Annotation: Presidential Address 1978: The Human Nature of Professionalism

In this presentation, Ong’s address to the MLA after serving as its president, Ong stresses the importance of a unifying professionalism for those in the fields of modern languages and literatures at a time when all of the humanities are caught in an identity crisis that stems in part from their vital inclusiveness.  Although the issues that are central to the humanities are also central to human existence, they can seem “related to everything generally and nothing at all specifically,” Ong points out.

Establishing and retaining a professional identity in the humanities even as specialized “professions” are multiplying in other fields is an internal challenge and one exacerbated by outside developments, he states.  Although vigorous and rewarding, the “hybridization” of language and literary studies with other disciplines presents a challenge to self-definition that has opened a “threatening chasm between formalism and activism.”  Other complications have included the unionization of faculties and pressures to make course offerings relevant as proliferating university departments compete for a finite number of students.

Because professionalism can get lost in such an atmosphere, Ong urges to keep in mind that languages and literature bring “human beings into relationship with what is most human” more effectively than any other discipline.  As human consciousness of the natural world expands, he believes, the crucial importance of language only intensifies.

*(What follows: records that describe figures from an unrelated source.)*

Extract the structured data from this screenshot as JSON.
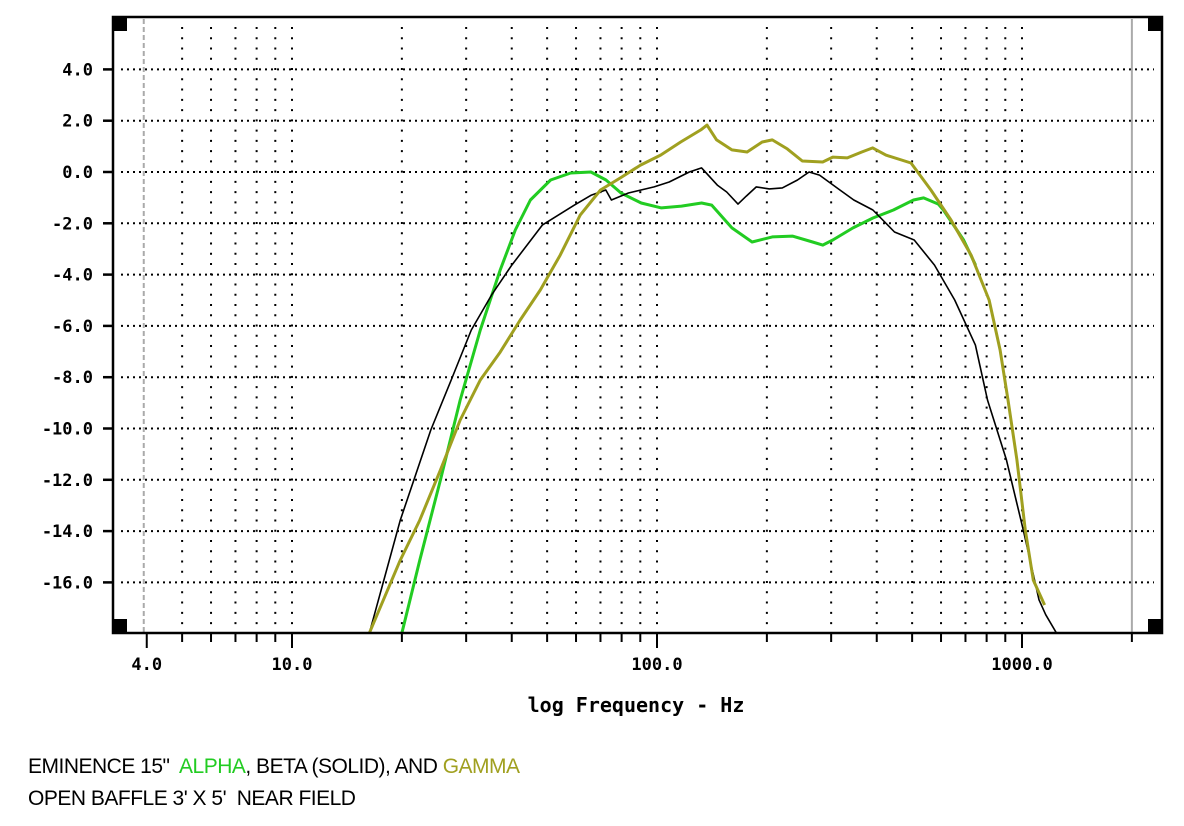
{
  "chart_data": {
    "type": "line",
    "title": "",
    "xlabel": "log Frequency - Hz",
    "ylabel": "",
    "xscale": "log",
    "xlim": [
      3.25,
      2400
    ],
    "ylim": [
      -18,
      6.1
    ],
    "grid": true,
    "x_tick_labels": [
      {
        "value": 4,
        "label": "4.0"
      },
      {
        "value": 10,
        "label": "10.0"
      },
      {
        "value": 100,
        "label": "100.0"
      },
      {
        "value": 1000,
        "label": "1000.0"
      }
    ],
    "x_minor_ticks": [
      5,
      6,
      7,
      8,
      9,
      20,
      30,
      40,
      50,
      60,
      70,
      80,
      90,
      200,
      300,
      400,
      500,
      600,
      700,
      800,
      900,
      2000
    ],
    "y_tick_labels": [
      {
        "value": 4,
        "label": "4.0"
      },
      {
        "value": 2,
        "label": "2.0"
      },
      {
        "value": 0,
        "label": "0.0"
      },
      {
        "value": -2,
        "label": "-2.0"
      },
      {
        "value": -4,
        "label": "-4.0"
      },
      {
        "value": -6,
        "label": "-6.0"
      },
      {
        "value": -8,
        "label": "-8.0"
      },
      {
        "value": -10,
        "label": "-10.0"
      },
      {
        "value": -12,
        "label": "-12.0"
      },
      {
        "value": -14,
        "label": "-14.0"
      },
      {
        "value": -16,
        "label": "-16.0"
      }
    ],
    "series": [
      {
        "name": "ALPHA",
        "color": "#22cc22",
        "x": [
          20.0,
          22.4,
          25.5,
          28.9,
          32.8,
          37.2,
          40.9,
          45.0,
          51.1,
          58.0,
          65.9,
          72.5,
          79.7,
          90.5,
          102.8,
          116.7,
          132.5,
          141.2,
          160.4,
          182.2,
          206.9,
          235.0,
          266.9,
          284.5,
          303.2,
          344.4,
          391.1,
          444.2,
          504.5,
          537.7,
          590.2,
          609.1,
          691.7,
          746.4
        ],
        "y": [
          -17.97,
          -15.13,
          -12.01,
          -8.89,
          -6.16,
          -3.82,
          -2.26,
          -1.09,
          -0.31,
          -0.04,
          0.0,
          -0.31,
          -0.82,
          -1.21,
          -1.4,
          -1.33,
          -1.21,
          -1.29,
          -2.18,
          -2.73,
          -2.53,
          -2.5,
          -2.73,
          -2.85,
          -2.65,
          -2.18,
          -1.79,
          -1.48,
          -1.09,
          -1.01,
          -1.25,
          -1.48,
          -2.65,
          -3.63
        ]
      },
      {
        "name": "BETA (SOLID)",
        "color": "#000000",
        "x": [
          16.3,
          19.8,
          24.0,
          27.3,
          31.0,
          35.2,
          40.0,
          48.5,
          59.4,
          66.1,
          72.4,
          75.0,
          83.5,
          98.2,
          108.0,
          122.6,
          132.5,
          146.3,
          155.2,
          166.7,
          175.6,
          187.1,
          203.2,
          220.5,
          242.6,
          261.1,
          278.8,
          317.1,
          346.1,
          390.5,
          447.3,
          506.6,
          575.7,
          654.2,
          745.4,
          804.6,
          906.2,
          1008.0,
          1113.3,
          1161.2,
          1242.0
        ],
        "y": [
          -17.97,
          -13.57,
          -10.06,
          -8.11,
          -6.16,
          -4.8,
          -3.63,
          -2.07,
          -1.29,
          -0.9,
          -0.7,
          -1.09,
          -0.82,
          -0.58,
          -0.39,
          0.0,
          0.16,
          -0.51,
          -0.78,
          -1.25,
          -0.94,
          -0.58,
          -0.66,
          -0.62,
          -0.31,
          0.0,
          -0.12,
          -0.7,
          -1.09,
          -1.48,
          -2.34,
          -2.65,
          -3.63,
          -4.99,
          -6.75,
          -8.89,
          -11.22,
          -13.96,
          -16.68,
          -17.26,
          -17.97
        ]
      },
      {
        "name": "GAMMA",
        "color": "#a0a020",
        "x": [
          16.3,
          19.8,
          22.4,
          25.5,
          28.9,
          32.8,
          37.2,
          42.2,
          47.9,
          54.3,
          61.6,
          70.0,
          79.4,
          90.1,
          102.3,
          116.1,
          131.8,
          137.1,
          145.6,
          160.4,
          176.5,
          194.2,
          206.9,
          227.5,
          250.1,
          284.5,
          303.2,
          332.1,
          363.9,
          389.9,
          423.8,
          496.4,
          562.9,
          638.8,
          725.3,
          812.7,
          870.9,
          915.4,
          968.1,
          1021.3,
          1074.0,
          1153.0
        ],
        "y": [
          -17.97,
          -15.13,
          -13.57,
          -11.62,
          -9.67,
          -8.11,
          -7.02,
          -5.77,
          -4.6,
          -3.24,
          -1.68,
          -0.7,
          -0.23,
          0.27,
          0.66,
          1.17,
          1.64,
          1.83,
          1.25,
          0.86,
          0.78,
          1.17,
          1.25,
          0.9,
          0.43,
          0.39,
          0.58,
          0.55,
          0.78,
          0.94,
          0.66,
          0.35,
          -0.7,
          -1.87,
          -3.24,
          -4.99,
          -6.94,
          -8.89,
          -11.22,
          -13.96,
          -15.91,
          -16.88
        ]
      }
    ]
  },
  "caption": {
    "line1_prefix": "EMINENCE 15\"  ",
    "line1_alpha": "ALPHA",
    "line1_middle": ", BETA (SOLID), AND ",
    "line1_gamma": "GAMMA",
    "line2": "OPEN BAFFLE 3' X 5'  NEAR FIELD",
    "alpha_color": "#22cc22",
    "gamma_color": "#a0a020"
  }
}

In this wide-ranging article, Ong also upholds the teaching of writing as being equal to the teaching of literature; presents a general definition of professionalism, which for languages and literature arrived with academic authentication; sketches the rise of English and other Western vernaculars upon the foundation of “Learned Latin,” which became totally controlled by writing; espouses the importance of studying the past for knowledge of the present; and declares that the “technology of culture” may be overrated as a threat to high standards.  He reminds us that literature is a technological creation and machines are extensions and creations of ourselves.